Para muchos ciclistas, la cadencia es un elemento que se pasa por alto en la ecuación del rendimiento. La cadencia se refiere a la velocidad a la que giras las bielas y es personal según tu estilo de conducción y, en cierta medida, tu fisiología. Conducir deliberadamente en rangos de cadencia específicos podría generar algunas mejoras en el rendimiento. Aunque en su mayor parte la ciencia ahora parece estar de acuerdo en que la cadencia que seleccionas tú mismo suele ser la más eficiente para ti (dentro de lo razonable), dedicar algo de tiempo a trabajar en un rango de cadencias podría ser lo que le falta a tu entrenamiento.

La cadencia es parte de la ecuación de la potencia.

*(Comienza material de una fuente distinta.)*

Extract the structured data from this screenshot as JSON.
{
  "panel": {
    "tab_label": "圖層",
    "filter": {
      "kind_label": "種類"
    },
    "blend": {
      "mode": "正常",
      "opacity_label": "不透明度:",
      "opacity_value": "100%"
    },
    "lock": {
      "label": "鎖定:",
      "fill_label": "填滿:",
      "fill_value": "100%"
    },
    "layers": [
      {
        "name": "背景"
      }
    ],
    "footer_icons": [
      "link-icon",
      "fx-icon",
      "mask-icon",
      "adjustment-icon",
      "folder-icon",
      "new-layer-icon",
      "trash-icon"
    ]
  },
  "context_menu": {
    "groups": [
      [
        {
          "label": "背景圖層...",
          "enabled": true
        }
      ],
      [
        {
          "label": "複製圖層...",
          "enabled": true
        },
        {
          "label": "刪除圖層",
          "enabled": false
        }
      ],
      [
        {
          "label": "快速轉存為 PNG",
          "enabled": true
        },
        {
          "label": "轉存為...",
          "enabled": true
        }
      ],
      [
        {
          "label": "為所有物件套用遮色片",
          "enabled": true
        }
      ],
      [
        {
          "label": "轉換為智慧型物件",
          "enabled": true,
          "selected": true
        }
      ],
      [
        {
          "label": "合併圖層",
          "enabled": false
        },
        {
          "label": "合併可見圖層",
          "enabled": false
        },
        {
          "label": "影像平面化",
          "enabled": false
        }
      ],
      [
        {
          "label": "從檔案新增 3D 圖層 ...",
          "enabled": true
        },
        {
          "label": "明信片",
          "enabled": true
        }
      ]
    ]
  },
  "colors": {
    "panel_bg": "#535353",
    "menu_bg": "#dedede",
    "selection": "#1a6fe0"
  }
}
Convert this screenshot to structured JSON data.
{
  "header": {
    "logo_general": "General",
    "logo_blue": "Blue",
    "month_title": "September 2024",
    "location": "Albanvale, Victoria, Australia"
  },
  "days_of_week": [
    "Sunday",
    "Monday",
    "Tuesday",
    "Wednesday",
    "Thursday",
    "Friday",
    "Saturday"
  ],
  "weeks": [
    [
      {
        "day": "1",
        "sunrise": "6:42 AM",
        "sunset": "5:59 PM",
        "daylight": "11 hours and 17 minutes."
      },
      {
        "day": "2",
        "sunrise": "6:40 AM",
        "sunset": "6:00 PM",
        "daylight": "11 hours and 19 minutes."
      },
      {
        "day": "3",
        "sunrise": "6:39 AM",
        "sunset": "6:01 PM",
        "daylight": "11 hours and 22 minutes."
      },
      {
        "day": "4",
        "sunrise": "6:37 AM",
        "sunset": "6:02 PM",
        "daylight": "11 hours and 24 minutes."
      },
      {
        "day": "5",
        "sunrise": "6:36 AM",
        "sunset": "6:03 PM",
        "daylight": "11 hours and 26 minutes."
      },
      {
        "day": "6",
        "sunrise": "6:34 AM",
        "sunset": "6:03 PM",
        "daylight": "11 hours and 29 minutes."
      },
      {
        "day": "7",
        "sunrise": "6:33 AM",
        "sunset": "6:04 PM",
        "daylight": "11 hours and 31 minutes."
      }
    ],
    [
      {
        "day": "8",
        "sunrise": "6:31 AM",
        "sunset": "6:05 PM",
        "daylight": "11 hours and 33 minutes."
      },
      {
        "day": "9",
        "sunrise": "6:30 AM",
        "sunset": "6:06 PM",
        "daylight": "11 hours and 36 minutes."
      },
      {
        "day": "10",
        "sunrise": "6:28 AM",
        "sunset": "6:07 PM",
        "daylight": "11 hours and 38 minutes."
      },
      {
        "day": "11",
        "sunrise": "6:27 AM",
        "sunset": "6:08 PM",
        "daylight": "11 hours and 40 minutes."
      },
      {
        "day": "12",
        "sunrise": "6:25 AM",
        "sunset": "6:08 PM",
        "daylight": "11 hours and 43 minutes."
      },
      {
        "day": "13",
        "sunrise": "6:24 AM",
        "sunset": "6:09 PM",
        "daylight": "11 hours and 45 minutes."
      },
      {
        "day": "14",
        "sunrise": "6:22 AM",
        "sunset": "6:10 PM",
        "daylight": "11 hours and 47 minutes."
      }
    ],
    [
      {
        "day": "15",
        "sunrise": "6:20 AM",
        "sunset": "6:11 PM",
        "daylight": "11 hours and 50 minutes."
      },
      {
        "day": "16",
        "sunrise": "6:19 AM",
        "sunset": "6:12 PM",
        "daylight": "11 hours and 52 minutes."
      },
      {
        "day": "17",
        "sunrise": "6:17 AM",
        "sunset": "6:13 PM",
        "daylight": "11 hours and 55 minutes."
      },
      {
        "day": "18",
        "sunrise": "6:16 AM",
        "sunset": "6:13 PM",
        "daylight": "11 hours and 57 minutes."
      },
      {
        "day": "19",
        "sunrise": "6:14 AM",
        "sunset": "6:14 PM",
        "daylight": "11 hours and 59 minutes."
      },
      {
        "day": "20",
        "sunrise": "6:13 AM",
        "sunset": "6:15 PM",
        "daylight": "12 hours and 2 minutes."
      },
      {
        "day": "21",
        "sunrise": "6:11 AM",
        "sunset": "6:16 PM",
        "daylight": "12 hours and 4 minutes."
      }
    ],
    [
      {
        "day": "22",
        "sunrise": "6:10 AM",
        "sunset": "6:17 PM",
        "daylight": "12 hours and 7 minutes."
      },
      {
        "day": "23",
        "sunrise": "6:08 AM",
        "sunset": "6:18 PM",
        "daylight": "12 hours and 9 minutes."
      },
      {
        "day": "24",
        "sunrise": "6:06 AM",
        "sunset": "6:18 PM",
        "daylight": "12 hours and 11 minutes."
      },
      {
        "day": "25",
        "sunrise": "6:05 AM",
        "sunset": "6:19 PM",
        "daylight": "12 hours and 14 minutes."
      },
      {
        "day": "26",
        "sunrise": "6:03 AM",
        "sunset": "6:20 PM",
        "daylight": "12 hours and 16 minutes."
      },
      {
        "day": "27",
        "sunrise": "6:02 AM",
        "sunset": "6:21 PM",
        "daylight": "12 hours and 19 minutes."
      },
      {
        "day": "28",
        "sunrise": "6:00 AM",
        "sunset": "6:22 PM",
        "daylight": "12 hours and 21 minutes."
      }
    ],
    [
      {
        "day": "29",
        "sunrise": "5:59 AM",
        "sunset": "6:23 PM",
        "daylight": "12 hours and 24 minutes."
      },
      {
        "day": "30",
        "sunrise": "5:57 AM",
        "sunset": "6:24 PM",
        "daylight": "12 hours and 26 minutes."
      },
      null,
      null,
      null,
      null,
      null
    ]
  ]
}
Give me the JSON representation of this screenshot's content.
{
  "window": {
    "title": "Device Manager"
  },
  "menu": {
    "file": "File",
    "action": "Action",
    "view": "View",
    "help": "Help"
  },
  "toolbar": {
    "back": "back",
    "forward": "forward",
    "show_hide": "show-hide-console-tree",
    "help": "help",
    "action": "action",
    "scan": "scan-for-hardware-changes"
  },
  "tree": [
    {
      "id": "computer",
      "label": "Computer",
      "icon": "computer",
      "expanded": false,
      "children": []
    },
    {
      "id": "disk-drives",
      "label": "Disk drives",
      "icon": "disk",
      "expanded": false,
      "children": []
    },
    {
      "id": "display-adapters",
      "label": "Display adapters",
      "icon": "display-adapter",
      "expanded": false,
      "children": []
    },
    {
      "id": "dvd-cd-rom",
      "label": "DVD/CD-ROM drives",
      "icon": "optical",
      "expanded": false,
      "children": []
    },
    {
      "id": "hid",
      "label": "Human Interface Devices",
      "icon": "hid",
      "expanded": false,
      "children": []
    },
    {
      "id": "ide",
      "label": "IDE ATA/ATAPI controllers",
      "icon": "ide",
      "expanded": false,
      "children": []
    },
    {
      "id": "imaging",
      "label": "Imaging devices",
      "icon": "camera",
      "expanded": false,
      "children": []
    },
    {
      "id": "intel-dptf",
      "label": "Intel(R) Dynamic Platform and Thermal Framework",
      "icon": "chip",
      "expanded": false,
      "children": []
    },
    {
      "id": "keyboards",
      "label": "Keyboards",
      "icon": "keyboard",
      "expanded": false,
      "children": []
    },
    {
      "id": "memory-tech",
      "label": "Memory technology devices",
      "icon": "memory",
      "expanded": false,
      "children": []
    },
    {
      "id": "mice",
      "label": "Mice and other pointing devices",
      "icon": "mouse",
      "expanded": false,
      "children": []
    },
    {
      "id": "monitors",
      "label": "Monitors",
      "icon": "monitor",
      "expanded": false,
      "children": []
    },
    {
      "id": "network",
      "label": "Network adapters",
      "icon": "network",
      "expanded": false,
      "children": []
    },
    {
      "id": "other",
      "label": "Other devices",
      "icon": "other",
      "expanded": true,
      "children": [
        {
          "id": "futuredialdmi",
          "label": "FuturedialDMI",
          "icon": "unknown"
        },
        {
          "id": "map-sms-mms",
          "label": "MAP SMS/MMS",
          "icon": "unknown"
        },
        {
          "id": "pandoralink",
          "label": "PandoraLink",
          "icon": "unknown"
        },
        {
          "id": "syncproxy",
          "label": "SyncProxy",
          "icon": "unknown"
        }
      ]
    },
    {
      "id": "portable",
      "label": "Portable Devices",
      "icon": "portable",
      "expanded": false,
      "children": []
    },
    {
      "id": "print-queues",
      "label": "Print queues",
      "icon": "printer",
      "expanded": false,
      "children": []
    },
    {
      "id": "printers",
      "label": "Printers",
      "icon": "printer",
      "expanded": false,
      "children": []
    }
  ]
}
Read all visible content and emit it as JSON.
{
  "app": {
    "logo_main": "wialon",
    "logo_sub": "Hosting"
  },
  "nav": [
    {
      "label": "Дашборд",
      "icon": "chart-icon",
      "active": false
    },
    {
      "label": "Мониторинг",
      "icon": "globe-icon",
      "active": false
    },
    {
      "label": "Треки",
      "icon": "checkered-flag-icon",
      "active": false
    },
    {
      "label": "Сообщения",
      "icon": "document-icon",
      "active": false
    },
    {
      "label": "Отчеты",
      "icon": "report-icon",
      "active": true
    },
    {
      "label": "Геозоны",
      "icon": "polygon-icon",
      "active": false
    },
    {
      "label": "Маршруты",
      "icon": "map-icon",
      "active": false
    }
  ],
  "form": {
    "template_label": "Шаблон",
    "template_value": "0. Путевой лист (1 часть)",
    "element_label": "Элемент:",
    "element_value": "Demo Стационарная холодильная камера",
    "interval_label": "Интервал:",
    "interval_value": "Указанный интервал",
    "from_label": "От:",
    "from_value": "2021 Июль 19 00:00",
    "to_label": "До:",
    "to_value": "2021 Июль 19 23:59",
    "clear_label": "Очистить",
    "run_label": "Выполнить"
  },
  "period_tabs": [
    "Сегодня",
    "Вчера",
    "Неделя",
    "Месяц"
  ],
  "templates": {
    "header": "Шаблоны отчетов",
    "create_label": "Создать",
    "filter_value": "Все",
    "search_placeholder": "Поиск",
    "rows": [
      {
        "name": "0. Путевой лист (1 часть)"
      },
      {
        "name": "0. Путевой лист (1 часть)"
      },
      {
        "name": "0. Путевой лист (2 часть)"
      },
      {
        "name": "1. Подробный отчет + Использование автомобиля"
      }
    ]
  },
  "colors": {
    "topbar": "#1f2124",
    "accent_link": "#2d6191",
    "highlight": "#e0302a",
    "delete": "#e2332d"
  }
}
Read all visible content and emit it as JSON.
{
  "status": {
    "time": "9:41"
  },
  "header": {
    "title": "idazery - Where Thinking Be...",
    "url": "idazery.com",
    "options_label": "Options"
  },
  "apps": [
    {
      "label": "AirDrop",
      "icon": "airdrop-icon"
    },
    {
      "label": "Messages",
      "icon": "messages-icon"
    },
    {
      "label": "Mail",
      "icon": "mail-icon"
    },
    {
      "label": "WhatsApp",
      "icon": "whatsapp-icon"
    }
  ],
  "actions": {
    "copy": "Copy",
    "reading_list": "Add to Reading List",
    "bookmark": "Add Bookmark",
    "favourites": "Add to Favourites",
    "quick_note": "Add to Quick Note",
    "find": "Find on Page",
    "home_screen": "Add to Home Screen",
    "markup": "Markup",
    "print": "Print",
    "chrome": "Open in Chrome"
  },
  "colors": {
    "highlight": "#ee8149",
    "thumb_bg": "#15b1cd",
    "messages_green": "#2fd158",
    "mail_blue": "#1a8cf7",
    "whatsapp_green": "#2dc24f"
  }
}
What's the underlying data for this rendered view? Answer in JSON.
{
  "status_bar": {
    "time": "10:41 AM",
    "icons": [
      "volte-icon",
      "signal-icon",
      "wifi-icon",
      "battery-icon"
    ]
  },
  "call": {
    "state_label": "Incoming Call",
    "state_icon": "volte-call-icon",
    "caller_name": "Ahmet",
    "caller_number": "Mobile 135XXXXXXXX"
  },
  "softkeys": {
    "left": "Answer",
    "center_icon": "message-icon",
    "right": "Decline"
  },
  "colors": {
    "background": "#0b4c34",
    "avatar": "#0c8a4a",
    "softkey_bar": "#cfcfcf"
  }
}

Básicamente, la potencia se reduce a la fuerza que aplicas a los pedales multiplicada por la cadencia a la que pedaleas. Esto significa que al alterar tu cadencia puedes influir directamente en la potencia de salida. Por ejemplo, para pedalear a 200 vatios, si pedaleas a una cadencia de 110 revoluciones por minuto (RPM), necesitarás aplicar una fuerza comparativamente menor a los pedales que si pedalearas a 70 RPM. Esto da como resultado una menor fatiga muscular, ya que hay menos tensión en las fibras al presionar los pedales. En cambio, el sistema principal que se estresa predominantemente a cadencias más altas es el sistema cardiovascular, con el corazón, los pulmones y la sangre haciendo la mayor parte del trabajo pesado.

Jack Carlin corriendo en los Juegos Olímpicos

Los velocistas de pista tienen una masa muscular mucho mayor para generar una potencia máxima de par alto acelerando con el gran piñón fijo.

Einer Rubio en descenso en la Vuelta

Atleta de pista que compite en la prueba de Keirin en los Juegos Olímpicos

El ritmo del motor permite a los ciclistas entrenar con cargas de inercia del cigüeñal más altas para simular el entorno de carrera.